2nd Sunday of Lent 2018

          2nd Sunday of Lent, “God Keeps Promises”

Do we trust those who make promises to us?  When we make promises do we keep them?

            God put Abraham to the test.  How hard it is to imagine a loving God testing someone.  And what a test it is!  What kind of sadistic God would ask someone to sacrifice their son. For that reason, the origin of this story is hotly debated.  We know there was no reporter walking along beside Abraham and Isaac writing down details. The story has been handed down through the centuries. Maybe we misunderstand the test that is being discussed. Perhaps we also misunderstand what the story is trying to tell us about our relationship with God.

            We look at this narrative as being about a test of obedience.  Obedience to God would seem to be of paramount importance.  We can look at our whole Christian life as a test of obedience.  God gives us the rules.  If we do not question the commandments of God, if we just do as we are told, then we pass the test.  We are pleasing to God. 

            We religious people, if we believe this, are to be like soldiers.  God gives us the orders, we follow them without question.  If we do that we are solid believers.  Abraham was given an order, a most unjust, cruel order. He follows it.  He passes the test.  But maybe there was something else going on here.  Perhaps it was all about Abraham finally believing that God will keep his promise.  Sometimes it is hard for us to believe that anyone really can be trusted to keep their promises.

            Once there was a lion who was sleeping in the forest.  As he slept a mouse who lived in the same part of the forest ran over the lion’s face waking him up.  The lion reached out with his paw grabbing the mouse by the tail.  He held him up to his mouth ready to devour him. 

            The mouse pleaded with the lion.  “O please spare my life. O please spare my life.”  The mouse said, “If you spare my life, I promise that if I can ever save your life I will do it.”  The lion laughed so hard that he dropped the mouse.  He roared, “How can one so small ever save me, the king of the beasts.”  The lion rolled over and went back to sleep.
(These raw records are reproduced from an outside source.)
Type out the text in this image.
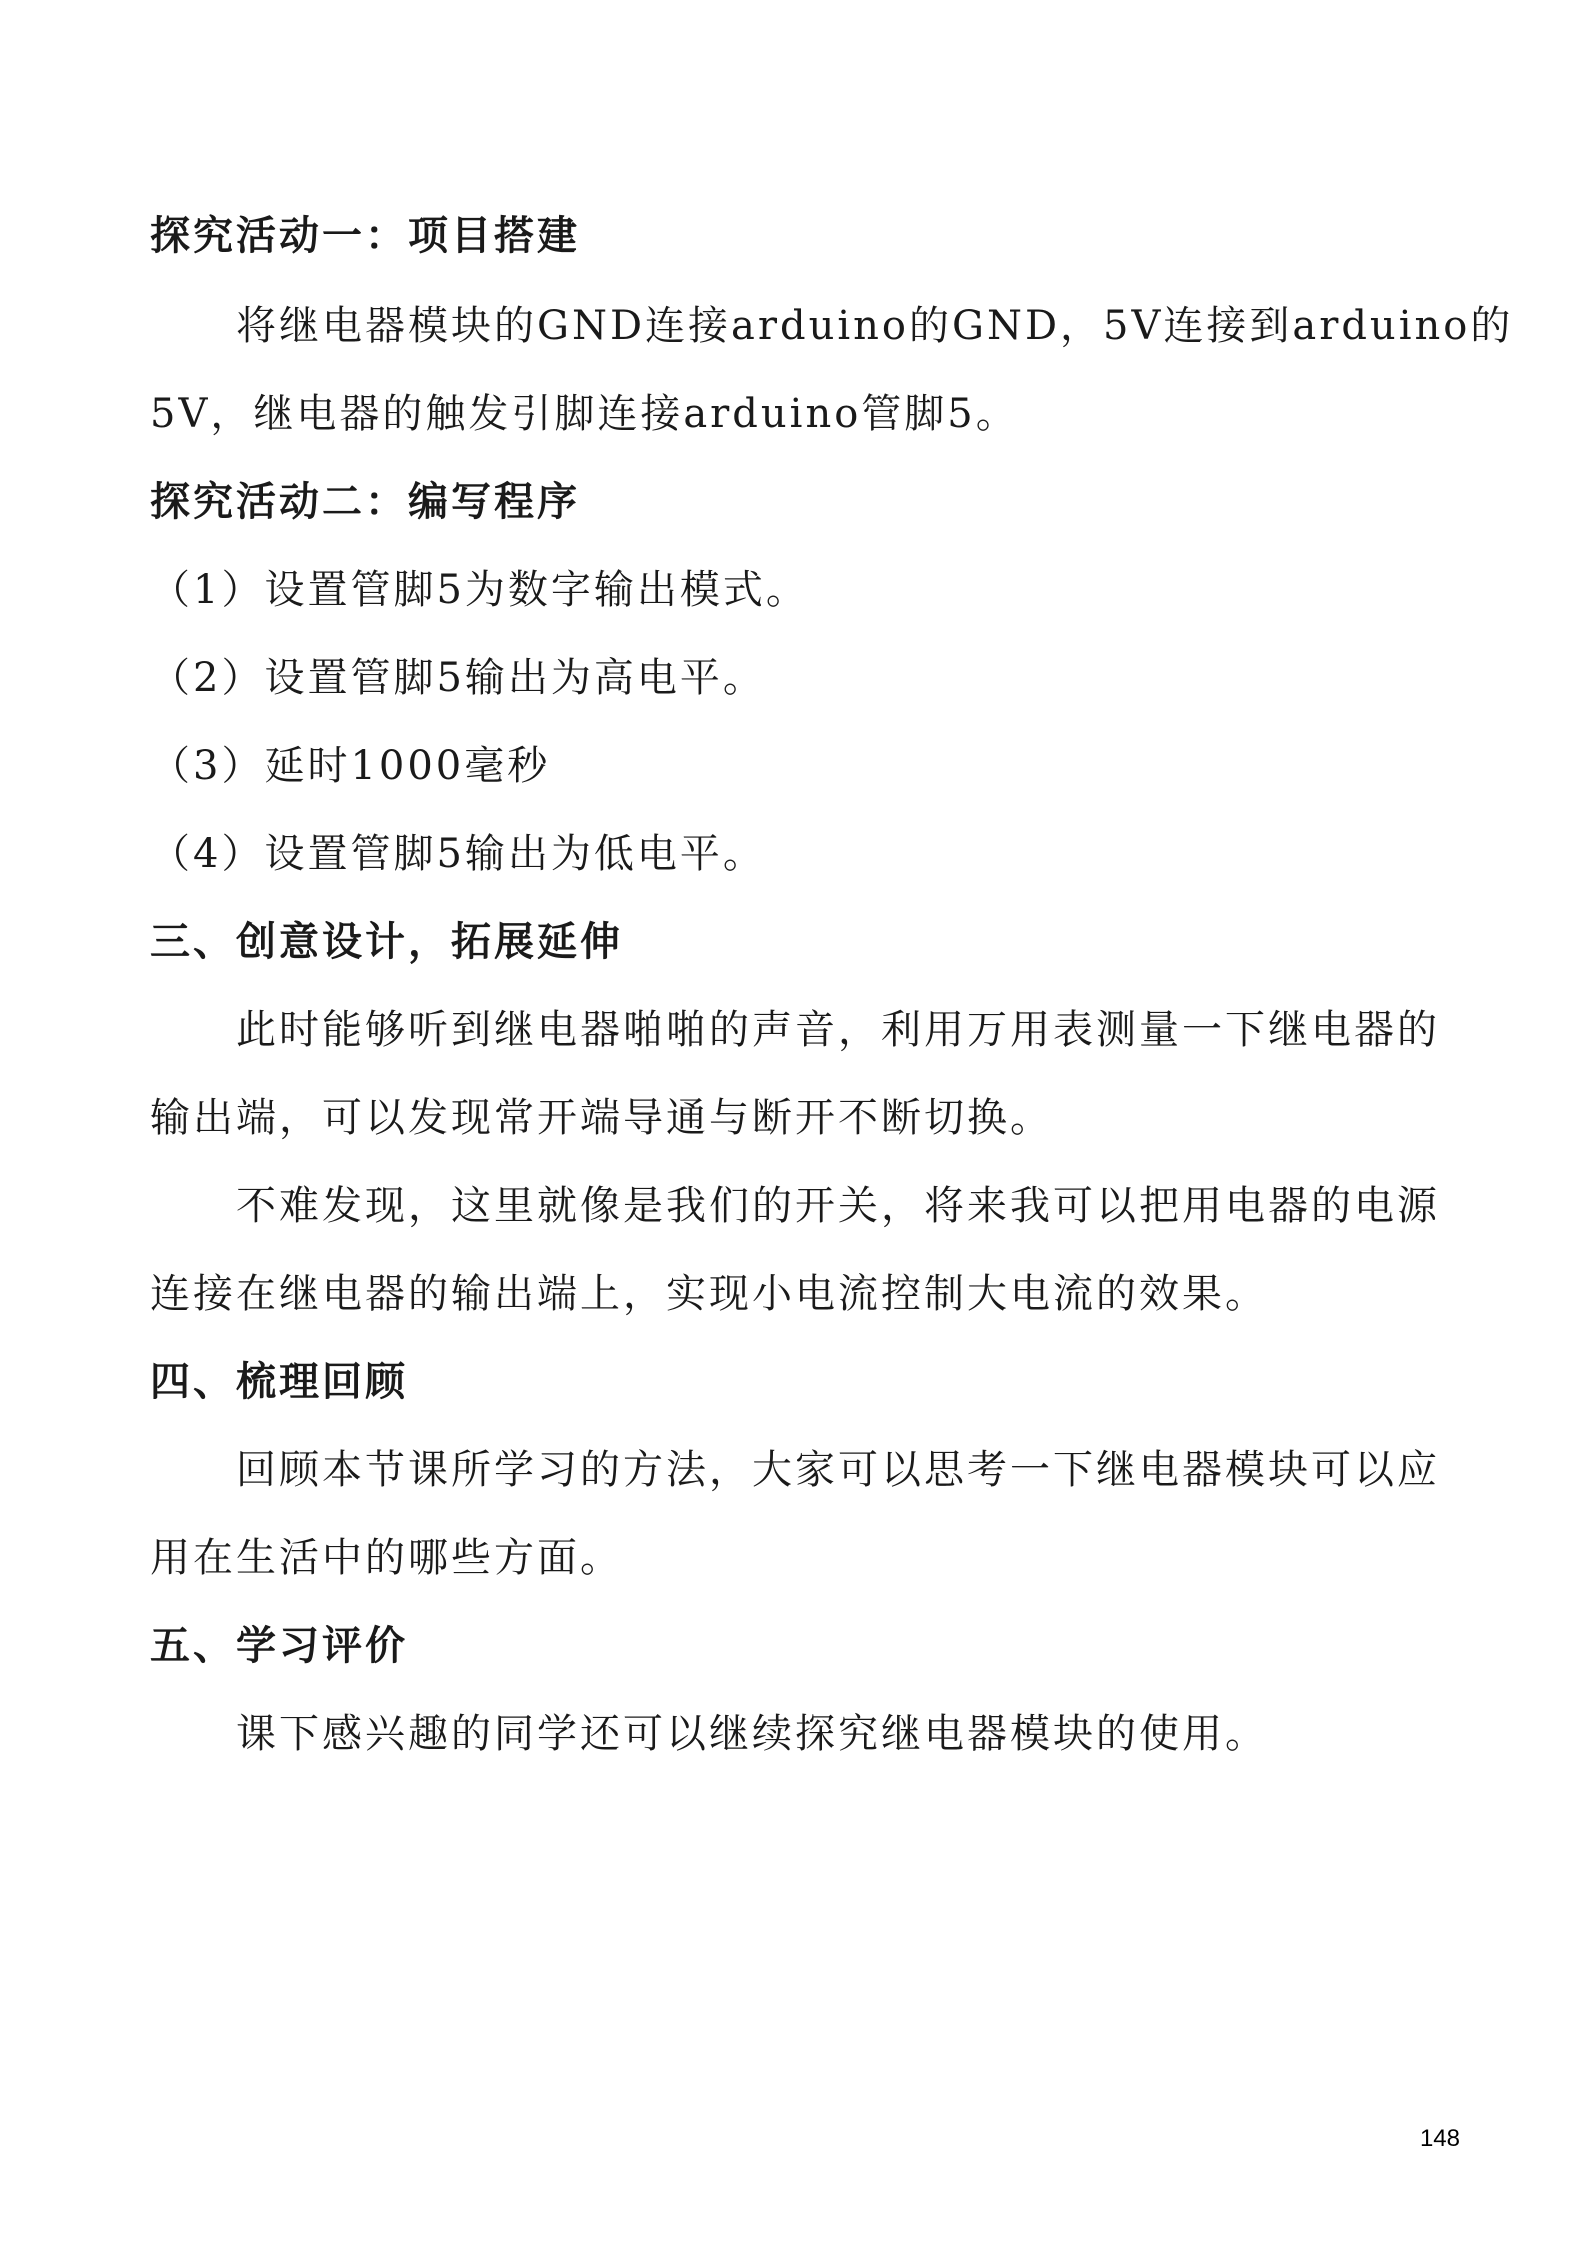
探究活动一：项目搭建
将继电器模块的GND连接arduino的GND，5V连接到arduino的
5V，继电器的触发引脚连接arduino管脚5。
探究活动二：编写程序
（1）设置管脚5为数字输出模式。
（2）设置管脚5输出为高电平。
（3）延时1000毫秒
（4）设置管脚5输出为低电平。
三、创意设计，拓展延伸
此时能够听到继电器啪啪的声音，利用万用表测量一下继电器的
输出端，可以发现常开端导通与断开不断切换。
不难发现，这里就像是我们的开关，将来我可以把用电器的电源
连接在继电器的输出端上，实现小电流控制大电流的效果。
四、梳理回顾
回顾本节课所学习的方法，大家可以思考一下继电器模块可以应
用在生活中的哪些方面。
五、学习评价
课下感兴趣的同学还可以继续探究继电器模块的使用。
148
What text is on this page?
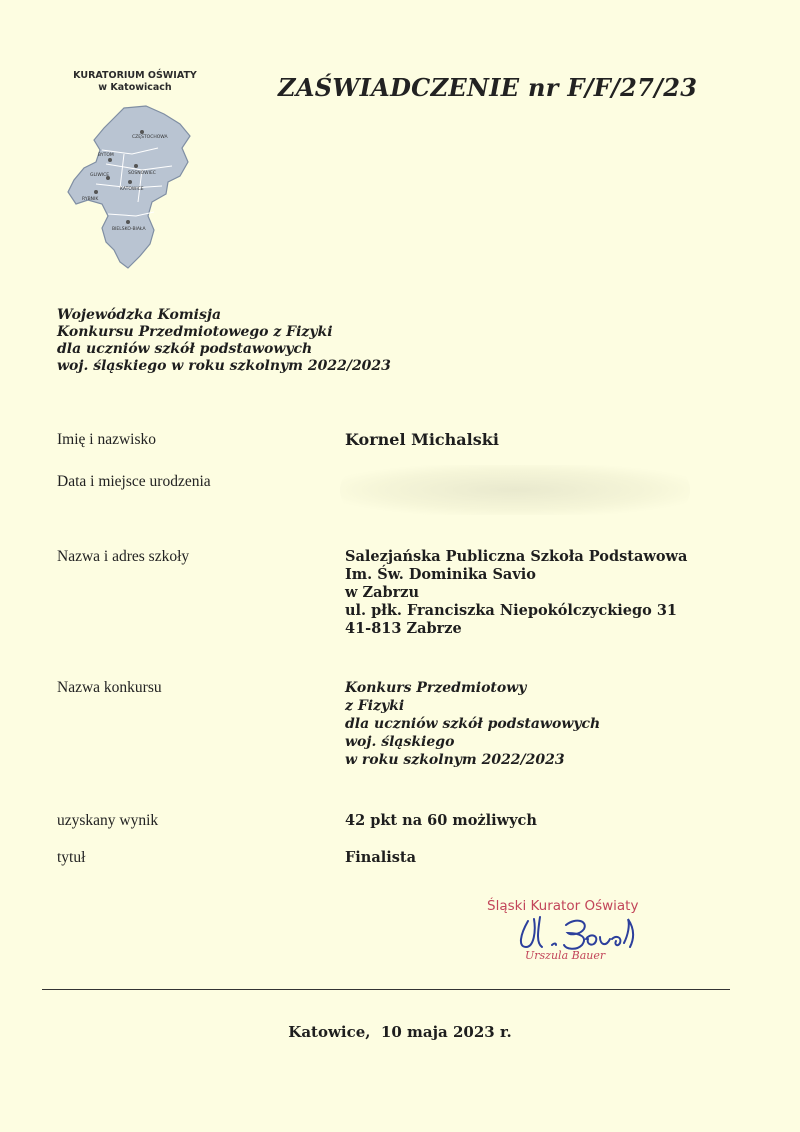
KURATORIUM OŚWIATY
w Katowicach
CZĘSTOCHOWA
BYTOM
SOSNOWIEC
GLIWICE
KATOWICE
RYBNIK
BIELSKO-BIAŁA
ZAŚWIADCZENIE nr F/F/27/23
Wojewódzka Komisja
Konkursu Przedmiotowego z Fizyki
dla uczniów szkół podstawowych
woj. śląskiego w roku szkolnym 2022/2023
Imię i nazwisko	Kornel Michalski
Data i miejsce urodzenia
Nazwa i adres szkoły	Salezjańska Publiczna Szkoła Podstawowa
Im. Św. Dominika Savio
w Zabrzu
ul. płk. Franciszka Niepokólczyckiego 31
41-813 Zabrze
Nazwa konkursu	Konkurs Przedmiotowy
z Fizyki
dla uczniów szkół podstawowych
woj. śląskiego
w roku szkolnym 2022/2023
uzyskany wynik	42 pkt na 60 możliwych
tytuł	Finalista
Śląski Kurator Oświaty
Urszula Bauer
Katowice,  10 maja 2023 r.
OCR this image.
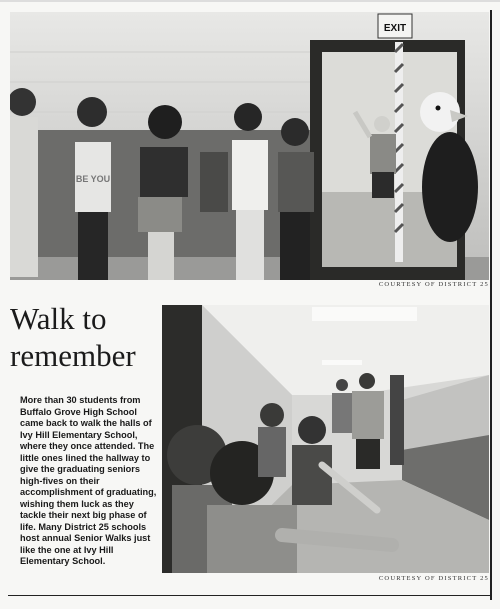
EXIT
BE YOU
COURTESY OF DISTRICT 25
Walk to remember

More than 30 students from Buffalo Grove High School came back to walk the halls of Ivy Hill Elementary School, where they once attended. The little ones lined the hallway to give the graduating seniors high-fives on their accomplishment of graduating, wishing them luck as they tackle their next big phase of life. Many District 25 schools host annual Senior Walks just like the one at Ivy Hill Elementary School.

COURTESY OF DISTRICT 25
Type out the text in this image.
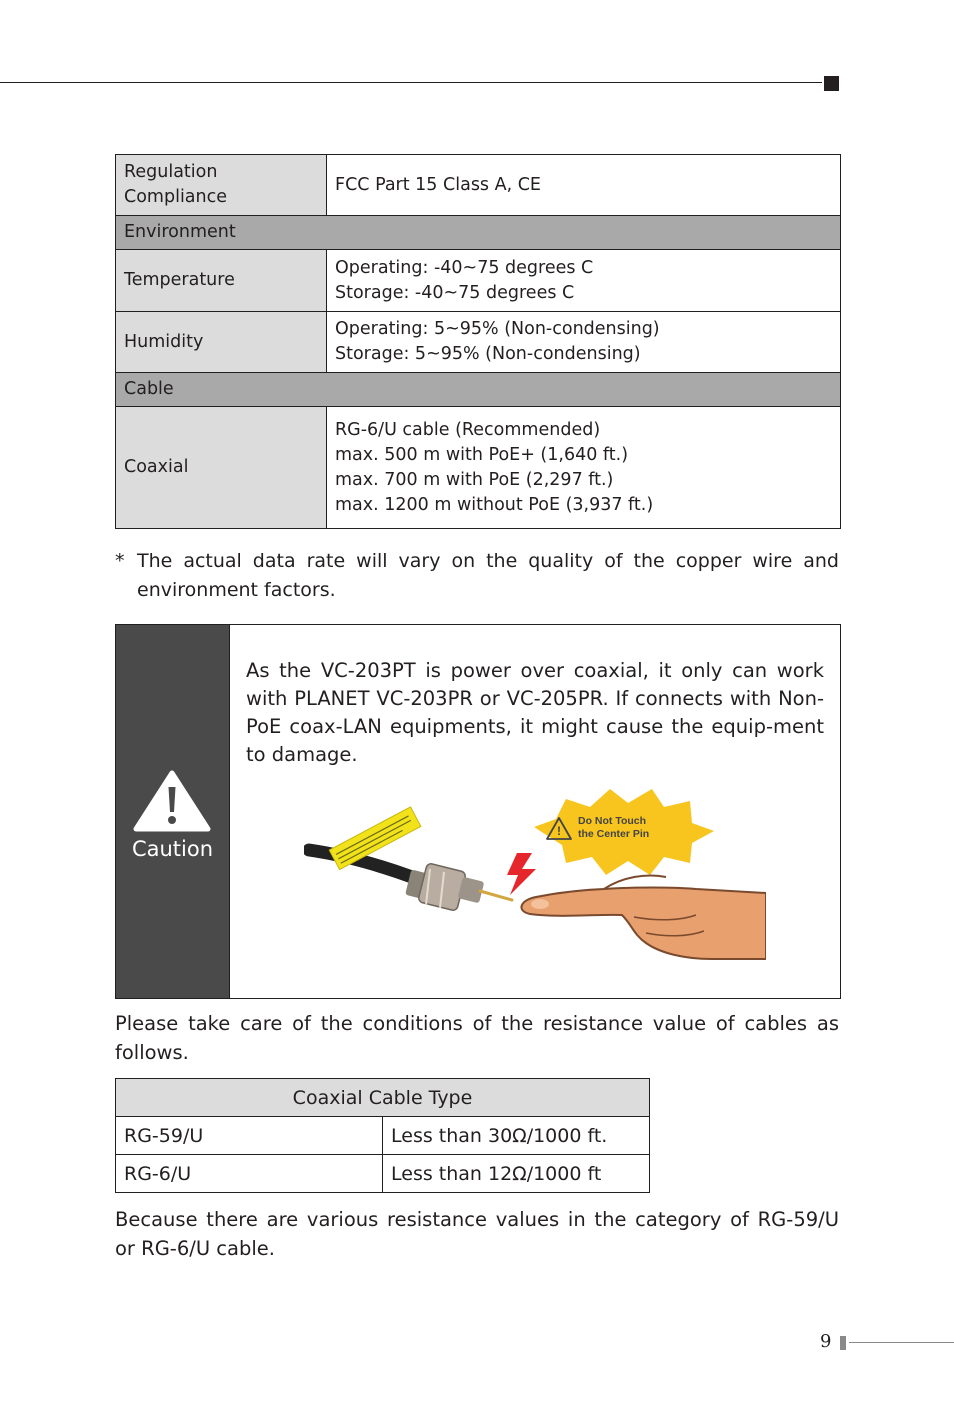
Regulation
Compliance	FCC Part 15 Class A, CE

Environment	

Temperature	Operating: -40~75 degrees C
Storage: -40~75 degrees C

Humidity	Operating: 5~95% (Non-condensing)
Storage: 5~95% (Non-condensing)

Cable	

Coaxial	RG-6/U cable (Recommended)
max. 500 m with PoE+ (1,640 ft.)
max. 700 m with PoE (2,297 ft.)
max. 1200 m without PoE (3,937 ft.)
* The actual data rate will vary on the quality of the copper wire and environment factors.
Caution
As the VC-203PT is power over coaxial, it only can work with PLANET VC-203PR or VC-205PR. If connects with Non-PoE coax-LAN equipments, it might cause the equip-ment to damage.
!
Do Not Touch
the Center Pin
Please take care of the conditions of the resistance value of cables as follows.
Coaxial Cable Type	
RG-59/U	Less than 30Ω/1000 ft.
RG-6/U	Less than 12Ω/1000 ft
Because there are various resistance values in the category of RG-59/U or RG-6/U cable.
9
            Days later, hunters came into the forest.  The hunters dug a pit along the path the lion always walked.  The men covered the pit with branches, after that they waited behind some bushes until the lion came.  The lion walked by.  He fell in the pit.  The hunters quickly threw a net over him, pulled him out of the pit, tied him down, after which, they went to get a cart to haul him away.  As he lay helpless, he cried in fear.  The mouse heard his cry.  He came running.  He said, “I will save you.”  The lion asked sarcastically, “What can you do?”  The mouse got to work.  He gnawed through the ropes one at a time until the lion was freed. The moral: People who keep promises are the best friends of all.

            The story of Abraham is the story of a person who had finally learned that God keeps promises.  If we read through the book of Genesis, we see how time after time God promises that Abraham and Sarah will be parents of a great nation.  Time after time they will not believe it.  One example of their lack of trust revolves around Sarah taking matters into her own hands.  She knows she is too old to bear children. In chapter 16 she pushes Abraham to have sex with a surrogate mother, Hagar.  He does.  A boy is born, Ishmael.  God tells Abraham and Sarah that it is nice there is a child, but he is not the one that will fulfill the promise.

            In chapter 17 God renews his covenant with Abraham. He tells Abraham, once again, that Sarah will bear a son.  Abraham falls face down on the ground in laughing at God.  He does not believe the promise.  But then Isaac is born.  Abraham changes.  But does he really believe.  God decides to find out if Abraham has learned trust.  Abraham has, in his heart of hearts he believes that God will never harm him.  God will not let Abraham hurt Isaac because God keeps promises.  Abraham learned to trust God implicitly. Abraham and God take the test to the brink.  And Abraham’s belief is correct.  God was never going to break his word. 

            Do we believe what God promised us a Baptism?  Do we believe that we are sons and daughters of a loving parent?  God will never forsake us, that God will always forgive us. God will always love us.  We are all like Abraham.  Only over time and by fighting through struggles do we come to trust God implicitly. And that is what faith is all about.  We develop a relationship with God over the course of our life time. We know we are mature Christians when we come to believe that God keeps promises.

 

 

Please note this is a rough draft, grammar may not be perfect.